Sander também questionou se essa aprovação "não terminará sendo um argumento contra do país" no contencioso litígio internacional com a tabacaria Philip Morris, iniciado por causa de sua dura legislação contra o tabagismo.
Gustavo Borsari, também do Colorado, anunciou uma campanha de recolhimento de assinaturas para tentar convocar um referendo contra a lei, como o próprio Sander havia antecipado há dois dias.
Como prova da complexidade da questão, além do governista Darío Pérez, também houve deputados opositores que votaram contra a lei por obediência, mas eram a favor, como o colorado Aníbal Gloodtdofsky.
"Já é hora do Uruguai voltar a ser o país considerado como a Suíça da América, como era nos tempos do governo Batlle", afirmou o deputado em alusão ao ex-presidente José Batlle Ordóñez (1903-1907 e 1911-1915), tido como o pai do Uruguai moderno por suas iniciativas progressistas.
No Partido Independiente, o deputado Daniel Radío se uniu a essa tendência ao ressaltar que "falar de drogas não é necessariamente falar de um problema", já que "alguns consumos são problemáticos e outros não". "Não podemos deixar de experimentar novas formas para mudar esta situação", concluiu.
O debate foi acompanhado com expectativa pelas associações de consumidores de cannabis e partidários nos arredores e no interior do Parlamento, de onde foram expulsos após iniciarem uma explosiva comemoração com a confirmação da aprovação.
O envolvimento desses grupos contrastou com a passividade do resto da população nas ruas, apesar de uma pesquisa (da consultoria Número) ter revelado na última segunda-feira que 63% dos uruguaios estão contra o plano governamental e só 26% a favor.
De acordo com os dados da Junta Nacional de Drogas, 20% dos uruguaios com idades entre 15 e 65 anos já consumiram maconha alguma vez em sua vida.
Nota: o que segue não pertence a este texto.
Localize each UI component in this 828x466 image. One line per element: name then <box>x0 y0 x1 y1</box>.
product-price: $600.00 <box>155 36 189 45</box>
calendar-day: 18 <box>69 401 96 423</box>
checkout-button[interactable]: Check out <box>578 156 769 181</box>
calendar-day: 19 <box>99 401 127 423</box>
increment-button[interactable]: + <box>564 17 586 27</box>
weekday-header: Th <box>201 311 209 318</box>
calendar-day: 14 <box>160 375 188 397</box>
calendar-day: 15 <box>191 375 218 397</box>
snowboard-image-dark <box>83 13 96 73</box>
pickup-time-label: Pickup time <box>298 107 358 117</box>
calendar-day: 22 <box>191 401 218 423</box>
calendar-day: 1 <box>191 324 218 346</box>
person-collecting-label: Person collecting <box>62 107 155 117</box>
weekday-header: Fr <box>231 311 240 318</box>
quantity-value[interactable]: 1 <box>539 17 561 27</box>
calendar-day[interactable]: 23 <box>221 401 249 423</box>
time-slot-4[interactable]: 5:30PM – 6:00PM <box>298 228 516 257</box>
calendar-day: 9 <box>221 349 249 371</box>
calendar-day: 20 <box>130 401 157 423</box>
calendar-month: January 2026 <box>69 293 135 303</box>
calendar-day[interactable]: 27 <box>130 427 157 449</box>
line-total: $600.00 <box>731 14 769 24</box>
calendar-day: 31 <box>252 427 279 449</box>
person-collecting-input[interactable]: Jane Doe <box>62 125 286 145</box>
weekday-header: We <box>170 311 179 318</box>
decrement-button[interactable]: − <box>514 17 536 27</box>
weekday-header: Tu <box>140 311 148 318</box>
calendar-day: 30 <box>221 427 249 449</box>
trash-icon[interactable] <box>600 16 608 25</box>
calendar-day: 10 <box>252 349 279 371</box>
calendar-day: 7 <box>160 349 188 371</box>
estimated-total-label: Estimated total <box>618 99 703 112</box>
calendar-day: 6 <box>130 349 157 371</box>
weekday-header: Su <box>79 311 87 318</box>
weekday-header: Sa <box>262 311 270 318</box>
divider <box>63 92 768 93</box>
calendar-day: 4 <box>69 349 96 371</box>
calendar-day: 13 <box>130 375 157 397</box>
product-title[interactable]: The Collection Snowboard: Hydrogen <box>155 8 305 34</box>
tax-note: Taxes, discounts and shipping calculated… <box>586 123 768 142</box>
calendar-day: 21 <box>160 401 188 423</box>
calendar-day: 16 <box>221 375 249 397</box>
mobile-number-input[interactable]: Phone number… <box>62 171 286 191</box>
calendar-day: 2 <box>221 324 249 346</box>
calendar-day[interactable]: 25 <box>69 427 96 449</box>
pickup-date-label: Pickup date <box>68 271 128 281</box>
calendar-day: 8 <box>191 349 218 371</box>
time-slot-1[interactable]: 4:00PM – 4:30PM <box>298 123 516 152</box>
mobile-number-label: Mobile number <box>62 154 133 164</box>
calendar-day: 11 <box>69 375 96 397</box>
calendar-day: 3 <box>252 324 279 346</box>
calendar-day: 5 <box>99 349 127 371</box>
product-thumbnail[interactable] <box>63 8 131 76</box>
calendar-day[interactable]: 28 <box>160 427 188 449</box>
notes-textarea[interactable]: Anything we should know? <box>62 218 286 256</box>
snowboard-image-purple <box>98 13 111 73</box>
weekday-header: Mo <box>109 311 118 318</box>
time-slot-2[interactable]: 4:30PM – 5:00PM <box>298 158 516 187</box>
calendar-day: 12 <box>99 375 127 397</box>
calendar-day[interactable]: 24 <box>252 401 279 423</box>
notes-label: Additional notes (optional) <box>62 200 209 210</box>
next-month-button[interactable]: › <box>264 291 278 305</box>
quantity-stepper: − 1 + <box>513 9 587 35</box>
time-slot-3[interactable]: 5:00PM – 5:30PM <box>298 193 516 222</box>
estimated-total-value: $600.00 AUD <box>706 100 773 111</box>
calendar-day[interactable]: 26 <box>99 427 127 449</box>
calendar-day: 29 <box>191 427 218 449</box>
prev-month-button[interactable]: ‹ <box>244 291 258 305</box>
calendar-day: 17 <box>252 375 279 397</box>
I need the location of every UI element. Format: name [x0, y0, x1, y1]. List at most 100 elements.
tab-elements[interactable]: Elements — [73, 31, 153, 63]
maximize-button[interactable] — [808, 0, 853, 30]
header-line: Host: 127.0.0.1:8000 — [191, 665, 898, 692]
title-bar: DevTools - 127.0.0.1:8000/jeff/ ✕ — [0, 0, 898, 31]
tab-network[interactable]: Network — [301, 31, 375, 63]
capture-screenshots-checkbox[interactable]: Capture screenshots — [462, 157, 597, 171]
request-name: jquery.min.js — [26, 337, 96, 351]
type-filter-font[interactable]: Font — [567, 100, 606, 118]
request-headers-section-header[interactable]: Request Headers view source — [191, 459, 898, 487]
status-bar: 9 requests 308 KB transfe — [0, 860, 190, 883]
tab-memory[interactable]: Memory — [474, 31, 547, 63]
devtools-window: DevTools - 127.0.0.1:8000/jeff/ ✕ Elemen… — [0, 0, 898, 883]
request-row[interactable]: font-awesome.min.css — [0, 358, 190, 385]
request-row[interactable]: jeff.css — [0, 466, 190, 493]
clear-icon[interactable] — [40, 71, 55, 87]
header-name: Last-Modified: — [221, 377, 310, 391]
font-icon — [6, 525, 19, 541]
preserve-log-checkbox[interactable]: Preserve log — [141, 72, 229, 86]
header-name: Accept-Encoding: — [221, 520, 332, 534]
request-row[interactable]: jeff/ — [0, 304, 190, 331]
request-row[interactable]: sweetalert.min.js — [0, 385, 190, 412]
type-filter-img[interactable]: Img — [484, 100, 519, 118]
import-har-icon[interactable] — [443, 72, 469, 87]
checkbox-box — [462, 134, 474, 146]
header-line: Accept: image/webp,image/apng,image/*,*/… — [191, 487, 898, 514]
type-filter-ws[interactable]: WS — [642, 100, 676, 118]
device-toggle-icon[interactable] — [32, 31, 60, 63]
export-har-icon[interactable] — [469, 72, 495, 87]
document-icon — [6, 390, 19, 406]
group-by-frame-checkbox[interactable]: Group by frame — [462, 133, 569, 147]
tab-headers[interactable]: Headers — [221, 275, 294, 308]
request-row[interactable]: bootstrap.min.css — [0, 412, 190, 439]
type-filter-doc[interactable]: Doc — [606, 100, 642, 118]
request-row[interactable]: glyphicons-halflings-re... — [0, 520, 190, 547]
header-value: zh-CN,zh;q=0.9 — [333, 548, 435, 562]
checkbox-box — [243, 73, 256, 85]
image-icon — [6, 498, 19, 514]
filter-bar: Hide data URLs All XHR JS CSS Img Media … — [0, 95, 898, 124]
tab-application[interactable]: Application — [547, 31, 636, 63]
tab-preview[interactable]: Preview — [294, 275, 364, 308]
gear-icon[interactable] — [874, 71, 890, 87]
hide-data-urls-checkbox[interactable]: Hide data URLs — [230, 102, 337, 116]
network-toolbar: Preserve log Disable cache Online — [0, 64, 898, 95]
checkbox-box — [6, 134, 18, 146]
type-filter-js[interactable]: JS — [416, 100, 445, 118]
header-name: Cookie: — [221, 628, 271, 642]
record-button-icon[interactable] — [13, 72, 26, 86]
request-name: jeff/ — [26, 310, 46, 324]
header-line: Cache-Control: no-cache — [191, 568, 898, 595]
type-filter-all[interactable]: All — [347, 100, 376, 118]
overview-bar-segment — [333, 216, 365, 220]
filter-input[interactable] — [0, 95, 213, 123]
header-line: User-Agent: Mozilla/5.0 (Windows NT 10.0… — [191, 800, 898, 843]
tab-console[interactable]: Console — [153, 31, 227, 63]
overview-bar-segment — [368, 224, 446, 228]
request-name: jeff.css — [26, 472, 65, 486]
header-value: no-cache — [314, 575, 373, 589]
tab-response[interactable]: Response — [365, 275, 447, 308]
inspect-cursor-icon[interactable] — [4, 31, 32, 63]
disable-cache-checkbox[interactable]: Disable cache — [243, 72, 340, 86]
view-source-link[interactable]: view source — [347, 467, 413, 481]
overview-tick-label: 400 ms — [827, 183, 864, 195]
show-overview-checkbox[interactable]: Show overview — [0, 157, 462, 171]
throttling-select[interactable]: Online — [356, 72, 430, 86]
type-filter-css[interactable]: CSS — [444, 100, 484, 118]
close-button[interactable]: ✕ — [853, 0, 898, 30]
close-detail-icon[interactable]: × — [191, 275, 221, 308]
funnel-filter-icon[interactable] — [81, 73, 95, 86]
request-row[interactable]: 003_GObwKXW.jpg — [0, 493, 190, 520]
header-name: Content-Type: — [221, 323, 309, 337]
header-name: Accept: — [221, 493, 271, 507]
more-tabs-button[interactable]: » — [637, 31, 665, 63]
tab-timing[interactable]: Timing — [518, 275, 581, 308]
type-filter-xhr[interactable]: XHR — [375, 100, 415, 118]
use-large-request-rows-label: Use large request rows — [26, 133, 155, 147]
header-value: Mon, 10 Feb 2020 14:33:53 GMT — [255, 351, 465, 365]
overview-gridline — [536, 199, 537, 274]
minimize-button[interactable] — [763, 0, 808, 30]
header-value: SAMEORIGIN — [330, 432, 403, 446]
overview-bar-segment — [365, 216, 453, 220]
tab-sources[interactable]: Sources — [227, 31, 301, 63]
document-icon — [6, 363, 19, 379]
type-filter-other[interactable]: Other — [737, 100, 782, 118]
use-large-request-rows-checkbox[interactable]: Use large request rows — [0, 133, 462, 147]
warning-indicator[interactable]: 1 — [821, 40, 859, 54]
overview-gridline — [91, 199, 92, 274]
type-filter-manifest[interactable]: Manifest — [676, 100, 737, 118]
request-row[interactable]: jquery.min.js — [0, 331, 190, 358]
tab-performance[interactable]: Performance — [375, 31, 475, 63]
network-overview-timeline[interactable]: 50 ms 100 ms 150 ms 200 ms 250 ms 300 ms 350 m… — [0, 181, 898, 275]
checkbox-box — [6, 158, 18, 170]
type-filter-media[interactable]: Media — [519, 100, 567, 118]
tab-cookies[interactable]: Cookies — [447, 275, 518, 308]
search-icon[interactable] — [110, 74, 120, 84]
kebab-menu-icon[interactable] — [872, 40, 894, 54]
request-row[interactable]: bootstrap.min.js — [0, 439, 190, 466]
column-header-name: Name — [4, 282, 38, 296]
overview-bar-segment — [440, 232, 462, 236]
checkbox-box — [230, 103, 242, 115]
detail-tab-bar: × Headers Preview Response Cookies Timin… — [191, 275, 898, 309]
A iniciativa, que não tem precedentes na América Latina e é vista com grande receio pela maioria dos países, também recebeu o apoio de personalidades, como o prêmio Nobel de Literatura Mario Vargas Llosa, de vários ex-presidentes da região e, inclusive, do secretário-geral da Organização dos Estados Americanos (OEA), José Miguel Insulza, que a considera como algo que "vale a pena testar".